You could argue that the Liberal government in Ontario is buying support with other tax cuts. This week, it announced HST exemptions for fast food under $4 and newspapers. But seminars on the new tax for small business, in their communities, are simply a sign of good, competent government. Clear rules well in advance of implementation help everyone.
The Campbell government is looking inept, or indifferent, in comparison.
That’s not good. During the May election campaign, the Liberals promised, in writing, not to introduce the HST — and then did just that. Hansen’s claim the tax was “not even on the radar” during the campaign makes the decision to introduce it a few weeks later look reckless and ill-considered.
Here’s the primer on the HST. It’s a new tax that will combine the seven-per-cent provincial sales tax and the five-per-cent GST. For many items, adult clothing, for example, there is no net change.
But the GST applies to more things than the provincial sales tax. The provincial government introduced exemptions, like no PST on bicycles to promote health. Services, like cable or child care, attracted GST but not the provincial tax.
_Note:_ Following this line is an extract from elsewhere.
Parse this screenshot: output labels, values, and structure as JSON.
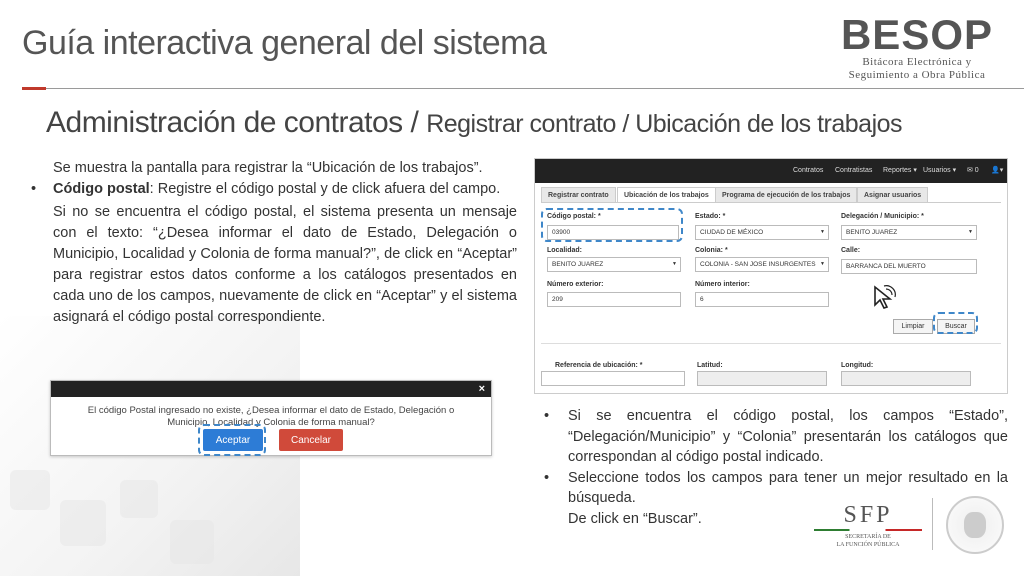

Under the harmonized tax, the GST rules take precedence. A lot more things will be taxed.
The GST also lets businesses deduct the sales tax they pay for inputs. Treating the PST the same way will save B.C. businesses about $1.9 billion. Individuals and families will pay more to offset the business tax break.
The theory is that companies will pass the benefits on in lower prices and B.C. will be more attractive for businesses investors because of lower tax costs.
The provincial government has not been forthcoming with information on what it means for families.
But TD Economics, the analytical arm of the big bank, has released a special report on the tax that offers a useful starting point.
Individuals and families will pay more, the report concludes, as “the tax burden will shift from businesses to consumers.”
The TD Economics analysis estimates about 20 per cent of British Columbians’ expenditures will now face an additional seven-per-cent tax.
An average household will pay an extra $840 in taxes. The analysis also projects that businesses will pass on some of the savings from reduced taxes to consumers. That will cut the actual net increase in costs to $400.
The TD Economics report favours the harmonized tax.
It’s more efficient, it says, and will help Canadian businesses compete for domestic and international markets, the report said.
And the B.C. government continues to cite the need to offer tax breaks to the forest industry and other big businesses.
But as the legislature finance committee found in its budget consultations, the public isn’t buying it. The HST remains unpopular; most submissions said it should not be introduced.
Ontario’s government faces the same backlash. But it’s doing much more to inform people and try to win them over.
Footnote: The TD Economics report says the tax will add about 0.7 per cent to the rate of inflation in the province, as the costs of consumer goods and services rise. The report is available at td.com/economics.